DeepSpeed comes installed with a helper script ds_ssh
which is a wrapper around
the pdsh command that lets you issue commands
to groups of hosts (via SSH) in parallel. This wrapper simply connects with the
hostfile that defines all the containers in your deployment. For example if you run
ds_ssh hostname
you should see a list of all the hostnames in your deployment.
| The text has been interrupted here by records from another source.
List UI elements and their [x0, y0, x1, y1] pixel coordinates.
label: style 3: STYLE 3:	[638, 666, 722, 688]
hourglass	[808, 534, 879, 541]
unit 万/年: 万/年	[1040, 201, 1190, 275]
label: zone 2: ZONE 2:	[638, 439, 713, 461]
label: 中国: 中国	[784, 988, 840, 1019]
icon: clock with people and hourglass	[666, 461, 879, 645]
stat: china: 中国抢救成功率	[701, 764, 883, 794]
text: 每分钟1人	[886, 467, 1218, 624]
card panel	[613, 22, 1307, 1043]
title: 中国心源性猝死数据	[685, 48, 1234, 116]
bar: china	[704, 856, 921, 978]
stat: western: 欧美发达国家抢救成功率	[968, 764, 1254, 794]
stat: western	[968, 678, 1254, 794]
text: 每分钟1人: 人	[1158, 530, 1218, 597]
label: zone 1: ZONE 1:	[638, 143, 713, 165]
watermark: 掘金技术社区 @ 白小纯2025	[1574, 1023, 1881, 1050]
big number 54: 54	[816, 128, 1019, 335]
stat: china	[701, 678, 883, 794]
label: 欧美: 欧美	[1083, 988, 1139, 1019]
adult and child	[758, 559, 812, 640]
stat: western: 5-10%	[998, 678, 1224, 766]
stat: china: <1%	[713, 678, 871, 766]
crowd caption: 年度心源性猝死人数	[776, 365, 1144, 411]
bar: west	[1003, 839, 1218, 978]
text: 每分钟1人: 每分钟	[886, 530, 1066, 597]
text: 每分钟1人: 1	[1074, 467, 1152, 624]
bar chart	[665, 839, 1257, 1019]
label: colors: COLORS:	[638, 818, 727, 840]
We will now run the DeepSpeed CIFAR-10 model example to test the VM setup. From inside the first DeepSpeed container:
- Install the python dependencies necessary to run the CIFAR-10 example model. You can do this across your cluster via:
ds_ssh pip install -r ~/workdir/DeepSpeed/DeepSpeedExamples/cifar/requirements.txt
- Now change directories to the CIFAR example:
cd ~/workdir/DeepSpeed/DeepSpeedExamples/cifar
- Finally, launch training across all VMs:
deepspeed cifar10_deepspeed.py --deepspeed --deepspeed_config ds_config.json
DeepSpeed includes an example model using Megatron-LM's GPT2. Please refer to the full Megatron tutorial for more details.
- In order to fully train GPT2 with DeepSpeed and ZeRO we recommend using 8 instances of Azure's Standard_ND40rs_v2 SKU for a total of 64 NVIDIA V100 GPUs. With this setup and a batch size of 1536 you should be able to complete 100k training steps (153.6 million samples) in less than 2 weeks of training.